Plod on, you Angels say, do better aspire higher
And one day you may be like us, or those next below us,
Or nearer the lowest,
Or lowest,
Doing their best
—Stevie Smith, from “No Categories,” 1950
“The way up and the way down are one and the same.”
—Heraclitus, Fragment 69
The last kid had barely walked out our front door when my husband popped the top off a Dogfish Head ale, the bottle cap pinging onto the kitchen countertop, the cold beer sighing, as he lifted the bottle to his lips.
“Frankly,” my husband said, more or less, “I think we suck at this.”
Going on three years now, my husband and I have been the volunteer co-leaders of a life skills and mentoring program for young children. These days, the phrase “life skills and mentoring program” seems almost inevitably to be accompanied by the phrase “children at risk,” but these young people cross all the social and economic strata in our area, though that spectrum is narrower in our middle-class town than the class inequality gulf we keep hearing about in the news. This being the diverse DC metro area, there are kids whose parents are immigrants from Africa and Iowa alike.
What I’ve found is that both they, and we, are equally in need of life skills and mentoring: I am forty-four years old, but it wasn’t until we were well into leading this group that I learned how to correctly do a push-up, or hammer a nail. I knew nothing about the Maryland state flag, nor had I hiked a trail in the nearby woods. Together we have learned how to play catch, how to avoid Internet predators, and most recently, how to wash vegetables safely and cut them elegantly.
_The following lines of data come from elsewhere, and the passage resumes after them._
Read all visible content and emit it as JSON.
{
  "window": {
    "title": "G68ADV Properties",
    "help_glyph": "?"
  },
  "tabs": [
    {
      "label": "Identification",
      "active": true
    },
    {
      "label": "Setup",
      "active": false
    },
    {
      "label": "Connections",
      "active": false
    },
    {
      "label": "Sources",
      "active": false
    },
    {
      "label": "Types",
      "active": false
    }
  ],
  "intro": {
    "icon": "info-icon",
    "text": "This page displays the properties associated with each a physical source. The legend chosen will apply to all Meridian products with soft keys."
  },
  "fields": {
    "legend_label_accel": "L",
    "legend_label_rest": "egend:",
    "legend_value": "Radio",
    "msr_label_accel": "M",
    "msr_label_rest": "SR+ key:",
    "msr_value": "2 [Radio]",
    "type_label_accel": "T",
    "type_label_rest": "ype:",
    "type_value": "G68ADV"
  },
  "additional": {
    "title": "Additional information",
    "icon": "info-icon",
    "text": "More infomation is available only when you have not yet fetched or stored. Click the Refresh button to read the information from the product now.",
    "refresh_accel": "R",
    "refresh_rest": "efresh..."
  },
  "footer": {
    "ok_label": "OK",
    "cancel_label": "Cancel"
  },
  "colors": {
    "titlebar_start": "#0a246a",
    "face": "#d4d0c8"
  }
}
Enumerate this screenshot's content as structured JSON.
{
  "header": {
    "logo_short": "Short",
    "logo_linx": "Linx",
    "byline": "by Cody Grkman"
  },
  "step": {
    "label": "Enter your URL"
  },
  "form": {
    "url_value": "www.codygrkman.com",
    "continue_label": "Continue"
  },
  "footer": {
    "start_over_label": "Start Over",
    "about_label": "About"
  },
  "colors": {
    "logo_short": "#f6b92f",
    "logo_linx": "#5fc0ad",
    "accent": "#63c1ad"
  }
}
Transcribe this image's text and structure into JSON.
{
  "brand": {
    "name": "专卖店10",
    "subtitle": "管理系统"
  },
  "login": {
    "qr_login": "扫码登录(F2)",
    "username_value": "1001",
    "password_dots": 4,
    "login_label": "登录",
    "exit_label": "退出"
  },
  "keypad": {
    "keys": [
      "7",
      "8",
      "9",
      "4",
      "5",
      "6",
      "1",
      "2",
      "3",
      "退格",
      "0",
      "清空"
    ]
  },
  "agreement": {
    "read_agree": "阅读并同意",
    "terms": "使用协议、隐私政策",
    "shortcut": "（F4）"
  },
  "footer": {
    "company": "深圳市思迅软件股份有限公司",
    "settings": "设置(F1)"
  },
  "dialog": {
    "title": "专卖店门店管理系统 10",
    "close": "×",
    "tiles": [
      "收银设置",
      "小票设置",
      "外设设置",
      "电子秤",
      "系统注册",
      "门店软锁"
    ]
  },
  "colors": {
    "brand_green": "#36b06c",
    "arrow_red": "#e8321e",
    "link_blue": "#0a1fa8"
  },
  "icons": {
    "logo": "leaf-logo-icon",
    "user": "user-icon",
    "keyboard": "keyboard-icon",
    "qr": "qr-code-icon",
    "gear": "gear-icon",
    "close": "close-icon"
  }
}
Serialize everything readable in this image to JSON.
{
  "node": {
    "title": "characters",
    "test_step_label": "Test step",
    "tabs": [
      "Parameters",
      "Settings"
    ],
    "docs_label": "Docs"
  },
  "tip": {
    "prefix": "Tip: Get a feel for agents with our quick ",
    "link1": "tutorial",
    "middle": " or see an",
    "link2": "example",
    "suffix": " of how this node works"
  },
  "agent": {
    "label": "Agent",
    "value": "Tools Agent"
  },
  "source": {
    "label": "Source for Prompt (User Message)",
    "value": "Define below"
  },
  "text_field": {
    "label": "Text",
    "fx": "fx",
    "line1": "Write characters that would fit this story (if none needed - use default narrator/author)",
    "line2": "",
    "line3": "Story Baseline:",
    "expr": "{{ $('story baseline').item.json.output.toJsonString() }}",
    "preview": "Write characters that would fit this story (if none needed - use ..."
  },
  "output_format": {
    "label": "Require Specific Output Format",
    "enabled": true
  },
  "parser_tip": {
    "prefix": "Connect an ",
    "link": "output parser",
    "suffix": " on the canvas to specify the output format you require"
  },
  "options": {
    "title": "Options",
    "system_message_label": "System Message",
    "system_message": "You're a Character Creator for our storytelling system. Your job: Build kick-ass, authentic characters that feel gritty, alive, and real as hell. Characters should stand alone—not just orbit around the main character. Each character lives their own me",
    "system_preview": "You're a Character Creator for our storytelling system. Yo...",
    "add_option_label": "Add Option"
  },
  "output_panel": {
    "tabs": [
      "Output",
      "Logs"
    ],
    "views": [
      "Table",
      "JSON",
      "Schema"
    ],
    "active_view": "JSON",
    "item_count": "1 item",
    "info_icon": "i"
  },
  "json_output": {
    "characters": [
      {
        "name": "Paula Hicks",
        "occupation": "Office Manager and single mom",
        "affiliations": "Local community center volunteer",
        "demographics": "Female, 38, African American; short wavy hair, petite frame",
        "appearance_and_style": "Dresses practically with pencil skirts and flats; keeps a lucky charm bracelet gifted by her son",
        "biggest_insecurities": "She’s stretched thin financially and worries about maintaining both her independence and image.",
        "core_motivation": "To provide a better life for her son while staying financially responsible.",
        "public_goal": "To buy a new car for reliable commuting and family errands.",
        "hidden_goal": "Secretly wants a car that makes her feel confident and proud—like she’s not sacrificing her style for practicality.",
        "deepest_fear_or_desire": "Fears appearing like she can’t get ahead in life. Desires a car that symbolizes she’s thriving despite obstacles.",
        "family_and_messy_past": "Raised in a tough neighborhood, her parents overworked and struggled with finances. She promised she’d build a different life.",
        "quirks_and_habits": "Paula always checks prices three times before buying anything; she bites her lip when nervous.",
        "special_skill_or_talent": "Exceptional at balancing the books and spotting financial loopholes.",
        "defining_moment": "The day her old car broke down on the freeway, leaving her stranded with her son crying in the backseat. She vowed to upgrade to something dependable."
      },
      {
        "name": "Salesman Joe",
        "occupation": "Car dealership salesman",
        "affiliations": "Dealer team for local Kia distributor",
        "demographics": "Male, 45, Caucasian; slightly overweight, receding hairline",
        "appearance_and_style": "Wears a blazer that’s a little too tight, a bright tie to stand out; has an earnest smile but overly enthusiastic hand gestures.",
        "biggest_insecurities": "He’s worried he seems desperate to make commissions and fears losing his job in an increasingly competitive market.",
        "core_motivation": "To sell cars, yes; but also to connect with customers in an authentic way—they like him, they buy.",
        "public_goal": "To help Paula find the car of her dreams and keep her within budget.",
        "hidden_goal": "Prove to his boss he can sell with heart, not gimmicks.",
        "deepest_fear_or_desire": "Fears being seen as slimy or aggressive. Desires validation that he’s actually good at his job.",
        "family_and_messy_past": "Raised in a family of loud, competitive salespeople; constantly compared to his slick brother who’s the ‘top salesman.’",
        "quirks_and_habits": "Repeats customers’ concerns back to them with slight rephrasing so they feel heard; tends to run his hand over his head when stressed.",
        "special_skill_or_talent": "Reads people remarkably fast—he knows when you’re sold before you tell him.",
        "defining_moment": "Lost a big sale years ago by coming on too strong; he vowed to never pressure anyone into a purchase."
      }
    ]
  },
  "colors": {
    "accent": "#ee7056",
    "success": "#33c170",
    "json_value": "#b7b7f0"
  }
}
I read what I’ve just written above, and have to laugh: These sound like the kinds of things one might learn in occupational therapy, in a rehabilitation hospital. (Remember teenaged, hospitalized Warren Beatty in the movie Splendor in the Grass, pounding away his frustrations in the carpentry shop? Go watch it!)
But isn’t it the case that we are all in need of rehabilitation, from contemporary life? We talk all the time about getting young people away from video games and other kinds of screen time—à la Last Child in the Woods—but what about ourselves?
Each week is also an encounter with our own patience, and its limitations: Crowd management. Short attention spans. Sometimes we feel like yelling “Shut up!”—or worse—at the top of our lungs. Afterward, we collapse onto the sofa, Dogfish in hand and think, we suck.
And the worst of it is the creeping feeling—despite the fact that we believe in this work, are committed to it, and actually enjoy it, most of the time—that it is, in the end, of miniscule significance. We live in an atmosphere where the talking about doing something, its framing and representation, the distillation of targets and benchmarks and best practices, all in service toward some desired social goal, far exceeds in importance the task itself.
Nobody, we have realized with dismay, is ever going to give us a MacArthur genius grant for leading this little group.
Think of how elite students seem to package their experiences these days: There’s the requisite trip to Africa or Central America to dig wells, but that’s not sufficient: Rather, one has to “develop a mechanism for creating more sustainable wells,” preferably one that is replicable and can be brought to scale, monetized, and ultimately, distilled into “Lessons Learned” that can be reflected on at length on All Things Considered or Charlie Rose.
Somewhere in this story, though, is a cup of cold water. Someone offering it, and someone receiving it.
The other day at the bakery in the lobby of my office building, I saw New York Times columnist David Brooks having coffee with former D.C. public schools chancellor Michelle Rhee—both of them the apotheoses of this very kind of achievement. I imagined them having an epic, quasi-orgasmic confab about achievement and how best to measure it. The need to specialize, the need to be professional.
On the very day I write this, Brooks has an essay in the Times that talks about the ways that the beneficiaries of Meritocracy—whether from “Nebraska or Newark”—find themselves isolated from the rest of their peers:
They’ve been raised in an atmosphere of social equality and now find themselves in a culture that emphasizes the relentless quest for distinction — to be more accomplished, more enlightened and more cutting edge.
As I read that, once again, that Mephistophelean voice creeps up inside my head: If you stopped doing all these volunteer things, then maybe you could do something really professional and really important. And it’s hard to deny that this is the truth: Because of this group, because of teaching Sunday School, because of my husband’s guitar lessons for neighborhood kids, and the meals sign-ups I chair for the sick and shut-ins at the church, we are not recording trenchantly innovative albums or completing breakthrough cycles of Abstract Expressionist paintings—much less talking about the lessons learned in the process of doing so.
For some months now, I have been reading, savoring, The Duty of Delight, the collected journals of Catholic social activist Dorothy Day. It’s heartening to read, even decades after she had become a national figure, how quotidian her preoccupations continued to be: Keeping control of her tongue. Having enough food to feed the daily breadline the Catholic Worker ran. Dealing with the hassle of the indigent who thronged to her door.
The root of amateur is nothing less than to love. Day continued to be an amateur even as she helped build the community of the Catholic Worker around her.
Let me love, love, continue to love like this. Even if I suck at it.